- Everybody’s watching Big Nurse to see what she’ll do.
- Chief remembers he’s supposed to be cleaning the staff room, but he’s too afraid to move.
- One of the orderlies, waiting near the door, watches Chief for a long time. Then he comes over, puts a bucket of soap and water on Chief’s arm, and tells Chief it’s time to get to work.
- Chief doesn’t move. The bucket swings on his arm. The orderly helps Chief to his feet and down the hall.
- Big Nurse goes into the day room.
- Chief notices the light seeping out of the staff room, a green light. He says that whenever the staff meeting is over, there’s a green seepage all over the walls and chairs that he has to clean off. He says poisons seep right out of the staff’s skin. Chief’s job is to clean away the poison seepage.
- Big Nurse lets Chief into the staff room and he notices that her face is back to normal.
- Nurse Ratched glares at him and Chief knows she’s wondering how Chief heard McMurphy asking him to vote. None of the other Chronics had responded to McMurphy.
- Chief turns his back to her and starts to clean off the green slime. He pretends not to be aware of her standing behind him, glaring away.
- But then she realizes that the rest of the staff are staring at her.
- The doctor starts the staff meeting. Notice how everyone assumes that Chief is totally deaf, which allows him to spy on the staff meeting.
- The meeting is about McMurphy who, in Nurse Ratched’s words, is "a disturbance on the ward."
- At this point in a normal staff meeting, Nurse Ratched usually takes over, but today she says nothing. The doctor is forced to continue the meeting his own.
- The doctor admits that McMurphy is not a "normal" man and expresses Nurse Ratched’s desire to "unify" the staff’s opinions and actions toward him.
- Still, Big Nurse doesn’t help him out.
- So the doctor asks the rest of the nurses what they think.
- They begin to discuss McMurphy. One of the orderlies suggests he isn’t mentally ill at all but a very shrewd man.
- He makes a mistake saying that. Everybody stares at him and he’s rebuked for such an absurd idea. Anybody can see that McMurphy is not normal. He is a Napoleon, a Genghis Khan, an Attila the Hun.
- The rest agree that he displays marked hostility and rebellion—which is clearly a mark of being insane rather than being oppressed.
- So the question becomes whether or not he should be sent upstairs to the Disturbed Ward.

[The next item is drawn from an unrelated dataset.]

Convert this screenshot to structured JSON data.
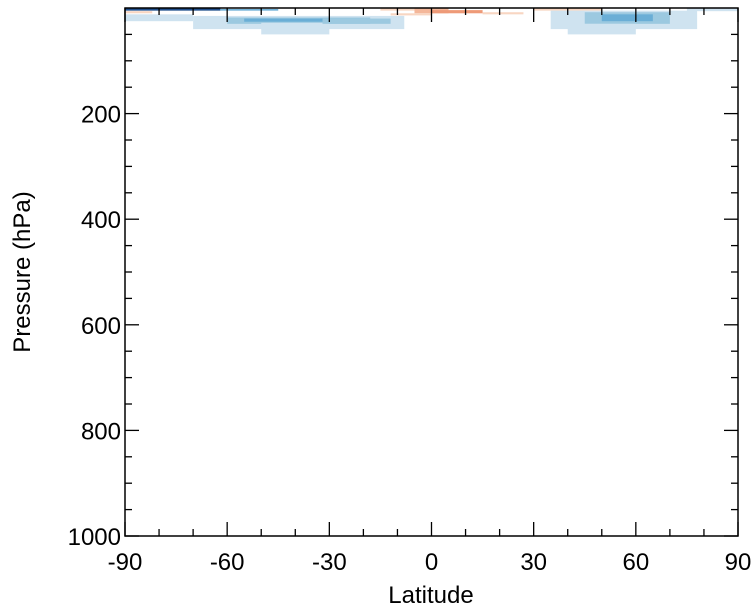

- Everybody comes to an agreement. Really, they just do what they think Nurse Ratched wants.
- Finally, one of the staff members says that they are not dealing with an ordinary man.
- This is when Big Nurse finally jumps in. She tells the staff member that he’s very wrong.
- Now everybody’s confused. Wasn’t this what she wanted?
- Big Nurse continues on to say that she doesn’t think McMurphy should be sent up to Disturbed Ward because that wouldn’t be fixing the problem, it would just be passing him along to another ward. Also, she doesn’t think he’s some kind of super psychopath.
- Nobody wants to disagree with her. Chief thinks about the color of her lipstick—red-orange—and thinks it can’t be lipstick. It’s fire and it’s part of her.
- Nurse Ratched informs everyone that at first she thought he should go to the Disturbed Ward, but now she thinks it’s too late for that. She worries that by removing him, they’d be turning him into a martyr in the eyes of the other patients. In other words, the patients would never get the chance to see that he’s just an ordinary man, after all.
- She thinks that if they keep him on the ward, his brashness and bravado will soon subside and everybody will begin to recognize that he’s not extraordinary at all.
- She’s sure that McMurphy is too fond of himself to do anything to put himself in real danger.
- Somebody points out that this scheme could take weeks.
- Well, Big Nurse says, what’s the rush? Nurse Ratched points out that they (meaning she) is in control of how long he stays in the asylum, so it’s not like he’ll be leaving any time soon. She can take as long to break him as she wants.